= Mayuko Irie =

Japanese actress and model

Mayuko Irie (入江麻友子, Irie Mayuko) is a Japanese actress and model. She has also written her name 入江まゆこ. Irie is represented by Blare International and Splash Model Agency. Her roles have ranged from historical-period parts to modern people, and encompassed tokusatsu as well.

She portrayed Aikawa Midori in Tokkyuu Shirei Solbrain in 1991–92. From 1991 to 1994, she played the shōguns ninja Akane in the long-running Edo period jidaigeki series Abarenbō Shōgun (Series 3–5). The actress returned to this prime-time series as the guest star on Episode 35 of Series 6. Another guest-star role was on Episode 23 of Series 6 of Meibugyō Tōyama no Kin-san. Also in historical drama, she had a part in the Sengoku period Sanada Taiheiki, an NHK Large-Scale Jidaigeki. Also on NHK, she appeared in the Taiga drama Dokuganryū Masamune. A contemporary guest role was on Hagure Keiji Junjō-ha with Makoto Fujita.

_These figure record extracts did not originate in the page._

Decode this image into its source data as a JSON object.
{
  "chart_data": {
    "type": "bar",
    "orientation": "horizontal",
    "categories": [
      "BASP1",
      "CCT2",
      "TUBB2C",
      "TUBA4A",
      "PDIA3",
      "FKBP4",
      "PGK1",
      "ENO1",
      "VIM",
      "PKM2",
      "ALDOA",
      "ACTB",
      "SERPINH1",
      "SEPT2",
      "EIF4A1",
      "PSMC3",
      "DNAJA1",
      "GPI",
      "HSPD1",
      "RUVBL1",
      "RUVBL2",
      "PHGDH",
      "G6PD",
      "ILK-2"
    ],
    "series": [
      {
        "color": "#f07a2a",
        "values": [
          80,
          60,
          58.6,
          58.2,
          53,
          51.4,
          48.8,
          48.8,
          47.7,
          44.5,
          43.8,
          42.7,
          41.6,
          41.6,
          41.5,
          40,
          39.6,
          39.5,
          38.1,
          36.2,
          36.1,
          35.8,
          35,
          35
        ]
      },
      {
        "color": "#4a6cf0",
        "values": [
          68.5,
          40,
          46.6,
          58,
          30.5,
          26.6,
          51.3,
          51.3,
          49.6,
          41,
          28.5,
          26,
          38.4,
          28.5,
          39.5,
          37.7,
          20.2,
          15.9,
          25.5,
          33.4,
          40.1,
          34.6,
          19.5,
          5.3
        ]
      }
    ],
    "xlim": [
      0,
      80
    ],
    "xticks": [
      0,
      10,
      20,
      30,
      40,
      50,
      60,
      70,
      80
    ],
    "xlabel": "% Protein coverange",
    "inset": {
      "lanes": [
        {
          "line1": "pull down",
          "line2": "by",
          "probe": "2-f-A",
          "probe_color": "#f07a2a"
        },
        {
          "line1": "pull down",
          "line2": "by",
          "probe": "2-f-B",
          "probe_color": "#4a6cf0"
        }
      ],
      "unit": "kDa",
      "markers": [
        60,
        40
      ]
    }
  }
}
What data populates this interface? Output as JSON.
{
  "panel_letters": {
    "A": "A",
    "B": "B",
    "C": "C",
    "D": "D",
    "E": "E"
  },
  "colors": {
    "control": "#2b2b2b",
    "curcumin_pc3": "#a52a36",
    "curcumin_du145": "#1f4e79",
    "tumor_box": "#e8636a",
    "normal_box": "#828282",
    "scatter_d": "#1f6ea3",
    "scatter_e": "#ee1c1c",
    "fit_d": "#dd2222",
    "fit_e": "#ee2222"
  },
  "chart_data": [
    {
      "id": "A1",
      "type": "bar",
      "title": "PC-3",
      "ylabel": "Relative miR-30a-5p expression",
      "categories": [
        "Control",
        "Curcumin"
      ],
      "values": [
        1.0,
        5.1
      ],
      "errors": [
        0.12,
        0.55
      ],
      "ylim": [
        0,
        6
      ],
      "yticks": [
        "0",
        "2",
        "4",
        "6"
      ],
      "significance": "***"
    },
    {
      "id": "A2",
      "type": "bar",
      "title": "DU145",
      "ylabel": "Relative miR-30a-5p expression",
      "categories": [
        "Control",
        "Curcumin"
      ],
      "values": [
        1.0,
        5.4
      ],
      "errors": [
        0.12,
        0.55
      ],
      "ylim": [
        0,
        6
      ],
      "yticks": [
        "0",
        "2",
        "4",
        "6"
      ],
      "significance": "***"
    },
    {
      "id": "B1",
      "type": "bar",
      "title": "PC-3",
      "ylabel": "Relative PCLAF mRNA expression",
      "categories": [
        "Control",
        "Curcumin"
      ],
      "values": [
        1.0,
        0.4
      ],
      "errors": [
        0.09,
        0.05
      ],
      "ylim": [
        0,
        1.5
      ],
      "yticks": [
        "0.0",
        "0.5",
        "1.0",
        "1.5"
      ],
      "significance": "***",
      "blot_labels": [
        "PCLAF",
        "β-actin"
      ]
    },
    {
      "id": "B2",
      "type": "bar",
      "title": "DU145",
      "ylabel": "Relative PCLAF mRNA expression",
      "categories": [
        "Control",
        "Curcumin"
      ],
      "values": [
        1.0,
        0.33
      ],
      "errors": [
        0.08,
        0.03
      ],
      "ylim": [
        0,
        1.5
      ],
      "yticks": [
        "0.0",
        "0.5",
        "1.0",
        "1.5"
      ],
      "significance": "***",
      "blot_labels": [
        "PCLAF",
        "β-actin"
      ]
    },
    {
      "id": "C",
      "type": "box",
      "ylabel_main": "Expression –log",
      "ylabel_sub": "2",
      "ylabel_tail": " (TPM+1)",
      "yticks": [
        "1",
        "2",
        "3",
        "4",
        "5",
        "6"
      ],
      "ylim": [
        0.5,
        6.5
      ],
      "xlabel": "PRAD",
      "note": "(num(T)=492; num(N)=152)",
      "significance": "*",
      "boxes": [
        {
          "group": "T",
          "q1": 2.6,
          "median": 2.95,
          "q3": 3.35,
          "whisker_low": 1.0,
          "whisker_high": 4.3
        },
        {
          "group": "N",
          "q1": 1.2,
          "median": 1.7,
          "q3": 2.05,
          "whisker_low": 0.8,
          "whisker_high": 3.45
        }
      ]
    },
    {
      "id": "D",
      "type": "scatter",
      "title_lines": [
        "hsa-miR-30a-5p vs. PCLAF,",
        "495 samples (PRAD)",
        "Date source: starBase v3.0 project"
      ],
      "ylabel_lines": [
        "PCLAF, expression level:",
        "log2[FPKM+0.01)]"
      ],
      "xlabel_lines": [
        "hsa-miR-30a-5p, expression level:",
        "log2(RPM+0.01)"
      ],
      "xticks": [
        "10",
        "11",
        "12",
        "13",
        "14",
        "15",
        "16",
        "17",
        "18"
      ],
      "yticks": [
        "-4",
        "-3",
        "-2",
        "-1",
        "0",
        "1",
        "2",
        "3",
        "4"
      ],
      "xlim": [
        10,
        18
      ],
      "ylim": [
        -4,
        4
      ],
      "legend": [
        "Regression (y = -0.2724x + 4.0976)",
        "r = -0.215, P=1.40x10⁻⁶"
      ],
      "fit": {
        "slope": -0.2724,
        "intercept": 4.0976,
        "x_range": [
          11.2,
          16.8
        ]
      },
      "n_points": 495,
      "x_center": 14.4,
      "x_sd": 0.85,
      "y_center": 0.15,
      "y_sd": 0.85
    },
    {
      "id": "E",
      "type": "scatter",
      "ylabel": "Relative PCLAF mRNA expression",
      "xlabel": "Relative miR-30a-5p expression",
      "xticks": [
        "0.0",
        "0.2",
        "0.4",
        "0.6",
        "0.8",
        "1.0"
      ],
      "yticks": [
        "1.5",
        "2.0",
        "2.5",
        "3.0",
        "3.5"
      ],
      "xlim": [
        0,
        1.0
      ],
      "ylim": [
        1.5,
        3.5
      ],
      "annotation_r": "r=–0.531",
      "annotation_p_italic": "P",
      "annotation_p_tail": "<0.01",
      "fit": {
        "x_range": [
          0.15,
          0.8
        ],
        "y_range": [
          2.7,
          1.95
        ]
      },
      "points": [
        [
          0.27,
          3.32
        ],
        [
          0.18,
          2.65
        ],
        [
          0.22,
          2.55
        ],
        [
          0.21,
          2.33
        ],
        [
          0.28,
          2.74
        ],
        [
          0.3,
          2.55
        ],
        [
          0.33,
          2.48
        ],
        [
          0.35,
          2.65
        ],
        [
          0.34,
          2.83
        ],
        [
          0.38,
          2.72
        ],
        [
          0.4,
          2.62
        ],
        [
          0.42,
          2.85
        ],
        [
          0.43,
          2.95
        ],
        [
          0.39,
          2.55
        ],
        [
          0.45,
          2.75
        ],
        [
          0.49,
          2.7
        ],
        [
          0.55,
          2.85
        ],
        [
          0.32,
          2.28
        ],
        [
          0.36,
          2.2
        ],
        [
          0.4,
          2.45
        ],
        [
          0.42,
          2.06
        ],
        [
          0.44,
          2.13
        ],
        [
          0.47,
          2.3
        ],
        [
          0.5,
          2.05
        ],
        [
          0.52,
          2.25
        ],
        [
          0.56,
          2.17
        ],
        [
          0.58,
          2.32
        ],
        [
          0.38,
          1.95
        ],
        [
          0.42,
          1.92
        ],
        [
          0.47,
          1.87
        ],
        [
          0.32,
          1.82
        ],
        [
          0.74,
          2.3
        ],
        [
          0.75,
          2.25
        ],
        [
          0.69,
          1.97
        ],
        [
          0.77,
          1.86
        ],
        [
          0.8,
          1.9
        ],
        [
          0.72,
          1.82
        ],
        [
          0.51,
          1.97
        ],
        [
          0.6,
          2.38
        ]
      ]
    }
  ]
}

Another was on the two-hour detective special Taxi Driver's Mystery Diary. Mayuko also appeared on the legal drama Bengoshi Takabayashi Ayuko.

Irie has also worked outside of television drama. She has appeared on the travel show Ii Tabi Yume Kibun and the late-night Gilgamesh Night. She has acted in stage productions of Abarenbō Shōgun and Meoto Zenzai. Her commercial endorsements have included Eisen Shuzō sake and Kaneyon dishwashing detergent. In 1992, she modeled for a photo book, Mayuko Irie. She was a supporting actress in the 2005 Kiss me or kill me: Todokanakutemo aishiteru.

==Sources==
This article incorporates material from the article 入江麻友子 (Irie Mayuko) in the Japanese Wikipedia, retrieved on June 27, 2009.